The Beacon Theatre is about 70 years old and still shows a regular menu of movies in Burns Lake. The only way it has been able to survive in the home entertainment era is because the building and its operations were taken over by a not-for-profit society.
The Lakes District Film Appreciation Society can do business like no profit-dependent corporation can.
What they cannot do, though, is reach into deep pockets for renovation money. They scrimped and saved for some small fixes, but as is often the case when an old structure's walls are opened, more work was required than was anticipated.
"We had about $100,000 saved up to do repairs because we thought we had some rot in one of the walls," said John Illes, one of the society members and a one-time town councillor.

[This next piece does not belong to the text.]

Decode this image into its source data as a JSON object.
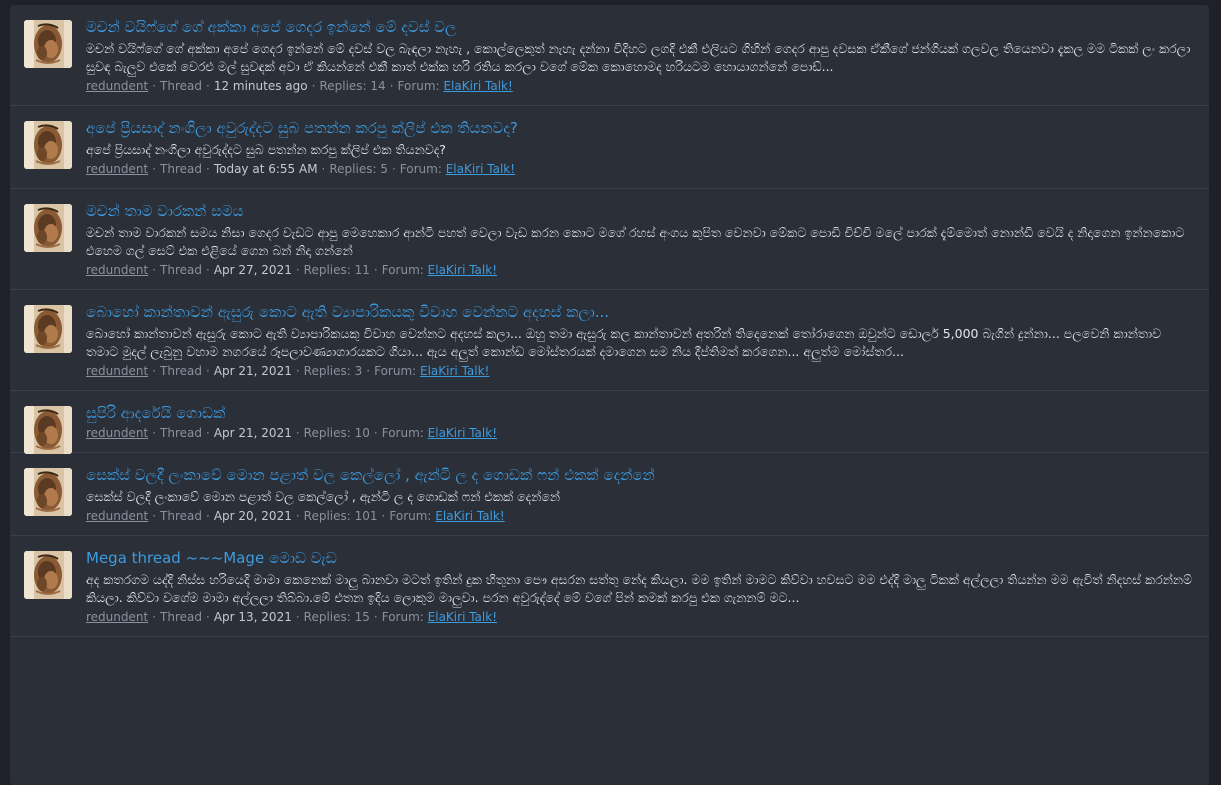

"The good news was, we did not have the rot problem we thought we had, but we discovered all kinds of other bad news when we got into the wall. We discovered a lot of work had to be done to update things to modern code."

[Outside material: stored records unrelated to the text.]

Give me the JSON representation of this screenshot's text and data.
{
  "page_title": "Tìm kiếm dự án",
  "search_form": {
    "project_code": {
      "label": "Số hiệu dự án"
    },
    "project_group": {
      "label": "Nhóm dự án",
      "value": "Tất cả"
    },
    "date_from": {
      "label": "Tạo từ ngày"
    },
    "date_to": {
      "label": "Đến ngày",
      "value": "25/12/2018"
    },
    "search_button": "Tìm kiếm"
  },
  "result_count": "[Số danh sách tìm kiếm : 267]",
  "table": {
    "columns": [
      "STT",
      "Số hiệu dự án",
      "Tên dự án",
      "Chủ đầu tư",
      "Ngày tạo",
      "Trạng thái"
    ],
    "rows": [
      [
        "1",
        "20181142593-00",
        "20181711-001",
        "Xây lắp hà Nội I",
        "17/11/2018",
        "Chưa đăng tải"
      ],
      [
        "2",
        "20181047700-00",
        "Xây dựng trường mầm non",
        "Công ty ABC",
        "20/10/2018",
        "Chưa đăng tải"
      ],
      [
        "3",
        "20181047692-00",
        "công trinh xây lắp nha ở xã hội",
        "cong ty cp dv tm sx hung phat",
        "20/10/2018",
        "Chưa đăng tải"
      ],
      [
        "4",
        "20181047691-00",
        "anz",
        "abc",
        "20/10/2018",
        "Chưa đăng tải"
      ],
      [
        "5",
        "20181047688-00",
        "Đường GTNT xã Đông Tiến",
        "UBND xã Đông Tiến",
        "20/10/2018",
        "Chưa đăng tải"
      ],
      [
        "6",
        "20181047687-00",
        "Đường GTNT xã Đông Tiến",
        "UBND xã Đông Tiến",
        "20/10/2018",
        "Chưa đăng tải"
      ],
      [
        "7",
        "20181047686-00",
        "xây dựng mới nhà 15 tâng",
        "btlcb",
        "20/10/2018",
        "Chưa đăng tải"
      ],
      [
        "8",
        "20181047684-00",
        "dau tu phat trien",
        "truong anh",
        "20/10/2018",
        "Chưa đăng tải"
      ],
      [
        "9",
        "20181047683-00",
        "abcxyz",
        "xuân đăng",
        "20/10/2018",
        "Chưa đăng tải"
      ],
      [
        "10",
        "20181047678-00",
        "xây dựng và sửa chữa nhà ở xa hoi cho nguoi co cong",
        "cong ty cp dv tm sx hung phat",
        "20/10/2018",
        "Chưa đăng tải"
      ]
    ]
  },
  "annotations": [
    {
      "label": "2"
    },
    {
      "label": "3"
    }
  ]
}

The engineer's report gave the society a one-year timeline to do the repairs, so as to avoid any overload of snow. As it was, society members went up on the roof and shoveled off any significant snowfalls that came this past winter. Illes said it was thankfully a light year for snowfall in Burns Lake, but it wasn't a sustainable plan going forward. Completing the repairs are the only viable solution.

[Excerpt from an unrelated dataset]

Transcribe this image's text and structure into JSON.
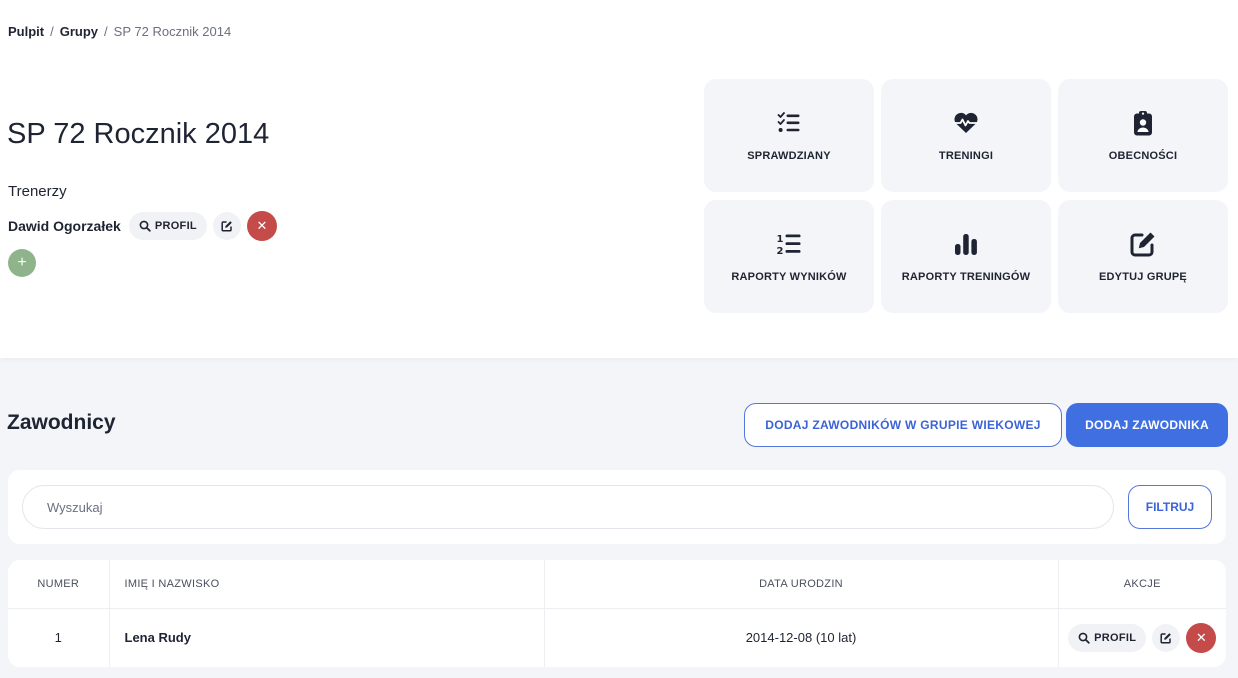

That includes the option of a complete tear-down.
"For us, renovating is by far the cheaper way to go," he said.
"We did look into that, and a complete replacement is far beyond the numbers we're needing for a renovation - somewhere between five-to-seven million, which is just not viable - but a renovation is all that's required, in truth. We discovered that the bones of this building are actually in excellent shape, but we have to do upgrading to all four walls and the roof."
To complete the work, the society needs to gather somewhere in the neighbourhood of another $400,000. A set of grant applications are in the works to acquire that funding, to minimize any call for public donations. That is not a step the society is taking, yet.
A profit-based business has a difficult time getting donations or grants, but societies are set up to draw in dollars in aid of doing a public service.
The Beacon Theatre has closed and been dormant at times, due to the business model realities of running a movie house. But the society model has allowed for up to seven staff and a steady stream of entertainment at the only theatre in the small town west of Prince George.
They have hosted concerts there as well, from touring acts like The Mercy Brothers, The Kerplunks, and Ian Tyson, and also hosted the world premiere of the feature film Neutral Territory which writer-director Josias Tschanz set and shot in his hometown.
"We were not the first not-for-profit society to operate a movie theatre, we modelled ourselves on one in Revelstoke, and I think there is one more now that's followed suit," said Illes.
"It's really the only way to make it work in a small community, and it works great most of the time, but when a big investment is required like this one, it has its challenges."